Every day, married Christian men are tempted to look a second time at women who aren’t their wife. But being tempted isn’t the same as fantasizing about these relationships or having them in reality. Joe, true Christians repress these desires, saying “no” over and over and over again. They think about their wife, their kids, and especially their God who hates adultery and their Savior who died for sin. Every resistance in the face of temptation, then, is a momentous occasion of victory and liberation.
The same applies to every sinful desire in the heart of a Christian. Joe, conversion to Jesus doesn’t mean perfection, and it doesn’t mean the absence of temptation. This you must understand …
… I think you’re unnecessarily discouraged because you were led to think turning to Christ would bring full deliverance from prior desires. To that end, I hope this brief letter brings true liberation.
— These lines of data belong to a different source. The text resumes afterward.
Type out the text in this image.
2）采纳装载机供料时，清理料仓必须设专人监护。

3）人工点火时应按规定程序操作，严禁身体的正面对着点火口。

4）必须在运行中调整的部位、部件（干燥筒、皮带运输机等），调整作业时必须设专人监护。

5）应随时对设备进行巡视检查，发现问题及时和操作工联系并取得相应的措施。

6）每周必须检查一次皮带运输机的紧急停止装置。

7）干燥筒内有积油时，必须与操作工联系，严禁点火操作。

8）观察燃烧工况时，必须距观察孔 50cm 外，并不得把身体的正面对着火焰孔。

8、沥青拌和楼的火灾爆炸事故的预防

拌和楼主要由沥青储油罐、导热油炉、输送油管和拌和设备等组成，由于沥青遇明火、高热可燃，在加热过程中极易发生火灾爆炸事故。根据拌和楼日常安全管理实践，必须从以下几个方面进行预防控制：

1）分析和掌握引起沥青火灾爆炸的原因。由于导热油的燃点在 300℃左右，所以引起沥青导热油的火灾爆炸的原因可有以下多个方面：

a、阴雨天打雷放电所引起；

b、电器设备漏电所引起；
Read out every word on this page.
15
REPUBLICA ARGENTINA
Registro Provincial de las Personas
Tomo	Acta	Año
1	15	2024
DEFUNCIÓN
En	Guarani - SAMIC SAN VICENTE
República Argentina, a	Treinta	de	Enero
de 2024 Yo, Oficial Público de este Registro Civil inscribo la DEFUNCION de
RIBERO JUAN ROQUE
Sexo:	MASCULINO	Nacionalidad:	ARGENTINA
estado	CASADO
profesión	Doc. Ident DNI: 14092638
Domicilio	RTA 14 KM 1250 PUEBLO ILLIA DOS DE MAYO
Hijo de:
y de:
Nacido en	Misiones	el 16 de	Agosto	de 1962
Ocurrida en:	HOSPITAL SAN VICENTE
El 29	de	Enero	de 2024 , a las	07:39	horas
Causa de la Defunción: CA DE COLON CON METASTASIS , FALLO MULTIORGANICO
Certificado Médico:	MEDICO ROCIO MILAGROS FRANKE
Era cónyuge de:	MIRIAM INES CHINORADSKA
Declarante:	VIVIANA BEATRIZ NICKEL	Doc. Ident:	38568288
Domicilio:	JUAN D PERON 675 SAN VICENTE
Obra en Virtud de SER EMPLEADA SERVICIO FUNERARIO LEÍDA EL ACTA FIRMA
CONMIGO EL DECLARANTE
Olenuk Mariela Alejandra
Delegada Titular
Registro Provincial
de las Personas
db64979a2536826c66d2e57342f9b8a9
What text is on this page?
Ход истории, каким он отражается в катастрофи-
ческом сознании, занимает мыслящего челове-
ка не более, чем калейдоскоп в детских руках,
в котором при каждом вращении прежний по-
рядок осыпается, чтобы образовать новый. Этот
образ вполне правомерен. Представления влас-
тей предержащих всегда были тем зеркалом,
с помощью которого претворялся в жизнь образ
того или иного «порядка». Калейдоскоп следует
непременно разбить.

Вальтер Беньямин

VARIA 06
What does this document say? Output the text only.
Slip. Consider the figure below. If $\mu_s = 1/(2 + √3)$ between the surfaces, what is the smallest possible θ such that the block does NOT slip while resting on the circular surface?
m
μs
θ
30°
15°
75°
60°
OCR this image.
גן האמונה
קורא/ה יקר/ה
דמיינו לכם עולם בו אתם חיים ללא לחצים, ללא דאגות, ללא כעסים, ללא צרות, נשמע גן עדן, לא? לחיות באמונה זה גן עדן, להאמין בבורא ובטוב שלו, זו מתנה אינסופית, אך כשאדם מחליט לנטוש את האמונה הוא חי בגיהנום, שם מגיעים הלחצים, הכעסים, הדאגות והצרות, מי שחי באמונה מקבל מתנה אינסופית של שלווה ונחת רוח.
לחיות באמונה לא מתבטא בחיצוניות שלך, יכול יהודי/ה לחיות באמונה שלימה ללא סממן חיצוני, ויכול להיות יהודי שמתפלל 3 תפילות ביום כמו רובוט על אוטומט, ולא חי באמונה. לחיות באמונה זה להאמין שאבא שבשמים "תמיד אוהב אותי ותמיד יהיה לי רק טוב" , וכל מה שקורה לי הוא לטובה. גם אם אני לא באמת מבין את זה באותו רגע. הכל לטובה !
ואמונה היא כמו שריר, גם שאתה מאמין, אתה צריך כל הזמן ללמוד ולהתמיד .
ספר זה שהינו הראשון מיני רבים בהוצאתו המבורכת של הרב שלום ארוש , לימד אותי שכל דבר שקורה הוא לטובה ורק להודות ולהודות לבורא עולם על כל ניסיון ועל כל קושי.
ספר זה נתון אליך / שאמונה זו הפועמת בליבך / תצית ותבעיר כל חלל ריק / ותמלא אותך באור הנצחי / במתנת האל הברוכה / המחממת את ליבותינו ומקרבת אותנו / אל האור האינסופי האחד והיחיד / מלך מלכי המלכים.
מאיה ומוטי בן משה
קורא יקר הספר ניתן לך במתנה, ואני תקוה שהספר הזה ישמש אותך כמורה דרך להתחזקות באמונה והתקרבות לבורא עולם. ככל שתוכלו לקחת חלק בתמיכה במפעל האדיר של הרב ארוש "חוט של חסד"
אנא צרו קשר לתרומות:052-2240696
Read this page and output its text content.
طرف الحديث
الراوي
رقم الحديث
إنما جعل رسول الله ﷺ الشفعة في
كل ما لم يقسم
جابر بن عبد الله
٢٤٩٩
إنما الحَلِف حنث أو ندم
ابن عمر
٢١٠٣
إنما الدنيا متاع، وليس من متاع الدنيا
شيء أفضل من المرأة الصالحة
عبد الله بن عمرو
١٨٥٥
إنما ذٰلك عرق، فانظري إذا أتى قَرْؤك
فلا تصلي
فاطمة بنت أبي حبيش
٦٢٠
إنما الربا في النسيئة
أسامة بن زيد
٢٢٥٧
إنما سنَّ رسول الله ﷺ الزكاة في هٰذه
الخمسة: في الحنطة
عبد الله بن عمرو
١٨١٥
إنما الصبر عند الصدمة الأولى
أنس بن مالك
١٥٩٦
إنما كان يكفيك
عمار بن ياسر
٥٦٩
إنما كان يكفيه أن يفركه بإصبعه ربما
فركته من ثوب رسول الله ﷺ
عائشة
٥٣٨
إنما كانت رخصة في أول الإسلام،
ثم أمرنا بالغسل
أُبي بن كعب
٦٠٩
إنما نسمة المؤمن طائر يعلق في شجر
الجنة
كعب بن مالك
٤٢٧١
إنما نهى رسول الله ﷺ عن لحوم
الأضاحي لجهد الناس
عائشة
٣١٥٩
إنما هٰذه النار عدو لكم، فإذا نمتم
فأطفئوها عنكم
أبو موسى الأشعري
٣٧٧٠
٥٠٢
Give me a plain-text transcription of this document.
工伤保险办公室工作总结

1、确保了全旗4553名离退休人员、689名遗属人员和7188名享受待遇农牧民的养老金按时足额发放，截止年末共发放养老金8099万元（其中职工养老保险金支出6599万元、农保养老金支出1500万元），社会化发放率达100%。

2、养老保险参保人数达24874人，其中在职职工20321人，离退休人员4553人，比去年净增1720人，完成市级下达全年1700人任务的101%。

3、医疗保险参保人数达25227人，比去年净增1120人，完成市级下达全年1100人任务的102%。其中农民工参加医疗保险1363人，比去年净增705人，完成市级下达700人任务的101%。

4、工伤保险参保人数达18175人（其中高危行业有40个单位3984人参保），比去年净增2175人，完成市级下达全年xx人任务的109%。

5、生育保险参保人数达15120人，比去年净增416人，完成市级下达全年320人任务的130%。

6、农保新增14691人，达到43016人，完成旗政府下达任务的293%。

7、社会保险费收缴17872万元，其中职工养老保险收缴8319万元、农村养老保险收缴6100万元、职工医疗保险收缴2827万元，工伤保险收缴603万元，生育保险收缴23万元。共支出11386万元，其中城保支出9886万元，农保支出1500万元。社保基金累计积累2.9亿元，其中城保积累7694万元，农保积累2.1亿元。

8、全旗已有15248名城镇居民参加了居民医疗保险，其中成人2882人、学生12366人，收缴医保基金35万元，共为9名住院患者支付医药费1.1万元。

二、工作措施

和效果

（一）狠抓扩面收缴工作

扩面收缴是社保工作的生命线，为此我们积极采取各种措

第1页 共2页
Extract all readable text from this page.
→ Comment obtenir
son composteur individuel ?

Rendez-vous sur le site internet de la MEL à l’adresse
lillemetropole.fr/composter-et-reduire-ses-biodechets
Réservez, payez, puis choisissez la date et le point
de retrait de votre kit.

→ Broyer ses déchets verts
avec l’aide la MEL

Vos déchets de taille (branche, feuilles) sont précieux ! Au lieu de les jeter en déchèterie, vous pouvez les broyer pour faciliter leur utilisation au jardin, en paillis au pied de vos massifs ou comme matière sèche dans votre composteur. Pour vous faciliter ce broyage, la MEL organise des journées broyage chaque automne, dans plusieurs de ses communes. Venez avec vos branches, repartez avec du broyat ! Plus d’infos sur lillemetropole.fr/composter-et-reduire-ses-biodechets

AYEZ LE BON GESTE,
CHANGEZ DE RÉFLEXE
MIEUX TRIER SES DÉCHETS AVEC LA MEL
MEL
So stay strong and continue practicing the spiritual disciplines, talking with Rita, and enjoying the fellowship of your church. We’re all sinners-in-progress. And above all, Joe, don’t give up. Never stop trusting Christ’s work as full and complete. Though God never promised freedom from all temptation and sin the moment you embraced Christ, he has promised forgiveness. Indeed, your justification was only the beginning of your deliverance, the tiny spark at the genesis of a devouring flame.
“For sin will not have dominion over you, since you are not under law but under grace” (Rom. 6:14).